Он замер на пороге, и его взгляд, обычно острый и оценивающий, упал на нас. Его лицо, эта маска уверенности и привычного презрения, на миг дрогнуло. В уголках глаз, в едва уловимой судороге скулы мелькнуло что-то живое — краткая, рефлекторная искра жалости. Она была словно вспышка спички в сыром, заброшенном колодце: миг света, и её тотчас поглотила непроглядная тьма.
— Встань, — прозвучал его голос.
Я не услышал. Меня выкручивало изнутри, слёзы текли горячими ручьями, смешиваясь с соплями в солёную, отвратительную массу на лице.
— Я сказал, встань, Пол. Немедленно.
Его кроссовки, грубые и массивные, с противным скрежетом проехали по кафелю рядом с моим ухом. Он не взглянул на Графа. Его глаза, равнодушные и синие, были прикованы к моей спине, сотрясаемой судорогами плача.

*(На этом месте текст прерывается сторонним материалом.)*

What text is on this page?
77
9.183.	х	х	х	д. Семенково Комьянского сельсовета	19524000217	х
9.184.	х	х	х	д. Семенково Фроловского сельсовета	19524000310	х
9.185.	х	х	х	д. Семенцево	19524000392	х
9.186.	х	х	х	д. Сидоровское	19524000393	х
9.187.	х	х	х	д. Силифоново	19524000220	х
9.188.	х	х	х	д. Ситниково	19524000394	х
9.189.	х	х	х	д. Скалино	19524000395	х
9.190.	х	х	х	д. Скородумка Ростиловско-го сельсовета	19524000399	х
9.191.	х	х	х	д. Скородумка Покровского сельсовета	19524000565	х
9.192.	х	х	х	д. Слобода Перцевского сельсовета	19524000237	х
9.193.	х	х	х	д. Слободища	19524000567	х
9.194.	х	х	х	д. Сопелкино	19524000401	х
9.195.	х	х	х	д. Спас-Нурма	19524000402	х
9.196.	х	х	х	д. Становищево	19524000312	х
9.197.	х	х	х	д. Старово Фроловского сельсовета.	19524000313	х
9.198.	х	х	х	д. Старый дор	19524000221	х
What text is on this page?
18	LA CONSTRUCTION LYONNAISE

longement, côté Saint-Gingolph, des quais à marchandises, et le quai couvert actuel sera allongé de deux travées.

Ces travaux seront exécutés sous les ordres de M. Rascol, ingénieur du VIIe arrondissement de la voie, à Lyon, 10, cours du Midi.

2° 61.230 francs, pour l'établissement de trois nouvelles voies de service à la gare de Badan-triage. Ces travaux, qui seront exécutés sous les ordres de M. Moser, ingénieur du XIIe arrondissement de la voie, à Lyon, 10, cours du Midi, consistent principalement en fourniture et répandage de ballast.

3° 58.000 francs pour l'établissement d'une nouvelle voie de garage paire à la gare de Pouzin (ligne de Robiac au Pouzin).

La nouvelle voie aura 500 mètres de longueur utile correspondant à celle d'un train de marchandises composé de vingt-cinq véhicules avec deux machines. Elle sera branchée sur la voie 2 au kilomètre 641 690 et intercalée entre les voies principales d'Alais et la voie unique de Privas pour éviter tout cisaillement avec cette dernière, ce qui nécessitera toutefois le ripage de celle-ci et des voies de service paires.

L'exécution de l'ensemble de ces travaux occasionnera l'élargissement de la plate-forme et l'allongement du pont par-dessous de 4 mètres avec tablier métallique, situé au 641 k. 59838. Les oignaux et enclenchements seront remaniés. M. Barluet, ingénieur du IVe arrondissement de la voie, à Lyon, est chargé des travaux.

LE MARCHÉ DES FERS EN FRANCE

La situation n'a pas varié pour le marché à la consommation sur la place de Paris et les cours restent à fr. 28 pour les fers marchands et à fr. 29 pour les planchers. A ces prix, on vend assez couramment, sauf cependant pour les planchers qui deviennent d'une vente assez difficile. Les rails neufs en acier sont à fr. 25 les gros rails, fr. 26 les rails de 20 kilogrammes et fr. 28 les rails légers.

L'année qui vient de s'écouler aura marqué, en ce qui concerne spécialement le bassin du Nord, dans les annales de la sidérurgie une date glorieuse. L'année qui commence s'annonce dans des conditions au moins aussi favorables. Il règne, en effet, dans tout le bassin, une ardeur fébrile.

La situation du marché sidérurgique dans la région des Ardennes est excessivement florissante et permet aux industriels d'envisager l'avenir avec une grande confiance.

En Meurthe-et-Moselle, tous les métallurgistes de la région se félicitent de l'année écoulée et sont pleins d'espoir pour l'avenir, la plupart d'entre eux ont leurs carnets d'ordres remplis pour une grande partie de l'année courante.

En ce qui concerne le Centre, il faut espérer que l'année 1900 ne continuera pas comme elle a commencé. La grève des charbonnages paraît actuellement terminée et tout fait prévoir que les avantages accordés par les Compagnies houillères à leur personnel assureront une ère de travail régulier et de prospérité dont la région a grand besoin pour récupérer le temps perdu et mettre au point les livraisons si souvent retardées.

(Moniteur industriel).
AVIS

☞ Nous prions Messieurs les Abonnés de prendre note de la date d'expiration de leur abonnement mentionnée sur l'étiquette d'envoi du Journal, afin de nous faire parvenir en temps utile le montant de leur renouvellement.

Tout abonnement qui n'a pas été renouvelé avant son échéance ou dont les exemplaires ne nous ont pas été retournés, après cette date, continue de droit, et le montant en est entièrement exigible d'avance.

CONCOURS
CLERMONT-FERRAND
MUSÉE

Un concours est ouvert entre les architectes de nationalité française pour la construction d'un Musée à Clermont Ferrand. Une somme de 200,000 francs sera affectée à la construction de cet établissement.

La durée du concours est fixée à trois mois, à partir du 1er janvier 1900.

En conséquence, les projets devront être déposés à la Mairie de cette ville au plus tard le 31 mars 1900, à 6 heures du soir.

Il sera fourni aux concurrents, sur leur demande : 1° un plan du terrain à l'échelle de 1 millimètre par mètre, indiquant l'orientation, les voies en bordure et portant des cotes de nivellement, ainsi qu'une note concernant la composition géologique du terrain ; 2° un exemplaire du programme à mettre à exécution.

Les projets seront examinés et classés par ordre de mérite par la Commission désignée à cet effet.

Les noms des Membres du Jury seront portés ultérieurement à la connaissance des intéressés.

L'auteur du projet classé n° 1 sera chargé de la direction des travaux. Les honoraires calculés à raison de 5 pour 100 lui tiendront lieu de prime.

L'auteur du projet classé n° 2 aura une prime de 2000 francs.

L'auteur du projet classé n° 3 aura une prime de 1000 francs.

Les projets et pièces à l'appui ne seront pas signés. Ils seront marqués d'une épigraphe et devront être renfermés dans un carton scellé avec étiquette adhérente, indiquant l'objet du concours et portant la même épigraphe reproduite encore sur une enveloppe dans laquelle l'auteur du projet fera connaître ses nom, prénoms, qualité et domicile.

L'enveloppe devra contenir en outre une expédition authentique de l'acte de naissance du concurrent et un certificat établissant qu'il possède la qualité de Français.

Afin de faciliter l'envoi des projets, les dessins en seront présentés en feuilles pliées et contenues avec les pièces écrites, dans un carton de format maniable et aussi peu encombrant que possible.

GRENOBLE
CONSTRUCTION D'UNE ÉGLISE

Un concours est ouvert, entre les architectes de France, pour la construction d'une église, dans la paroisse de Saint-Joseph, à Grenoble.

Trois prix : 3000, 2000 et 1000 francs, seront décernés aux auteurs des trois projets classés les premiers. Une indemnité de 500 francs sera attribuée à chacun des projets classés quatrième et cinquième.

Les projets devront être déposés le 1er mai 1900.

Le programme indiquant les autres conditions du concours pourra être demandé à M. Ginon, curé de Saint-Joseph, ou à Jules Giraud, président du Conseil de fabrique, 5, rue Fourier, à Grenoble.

— Ты что, ревёшь? — спросил он. В его тоне угадывалось не удивление, а чистое, неподдельное отвращение, как к чему-то слабому и грязному. — Из-за этого? Из-за собаки, которая отжила свой срок и сдохла в тепле, на сытом брюхе?
Я попытался что-то выговорить, но из горла вырвался лишь хриплый стон. Рихард резко наклонился, его пальцы впились мне в подмышку, и он грубо оторвал меня от бездыханного тела, как отрывают присосавшуюся пиявку.
— Посмотри на себя. Трясёшься, как лист на ветру. Сопли до колен. На кого ты похож? Разве так выглядят люди? Разве так ведут себя мужчины?
— Он… умер… — выдавил я, пытаясь вытереть лицо рукавом, но слёзы текли с новой силой, будто прорвало какую-то плотину внутри, и остановить этот поток было невозможно.
— И что? Смерть — это не трагедия. Не повод для бабьих всхлипов, а повод для работы. Чтобы вынести, закопать и идти дальше, не оглядываясь.
Но «идти дальше» я не мог. Волна горя накатила снова. Я сгорбился, спрятав искажённое гримасой лицо в ладонях, моё тело билось в мелкой, неконтролируемой дрожи. Я был абсолютно беззащитен перед этой чернотой, а он стоял над ней, и надо мной, каменным стражем у ворот в мир, где чувства были слабостью, а горе — досадной помехой, которую следовало подавить.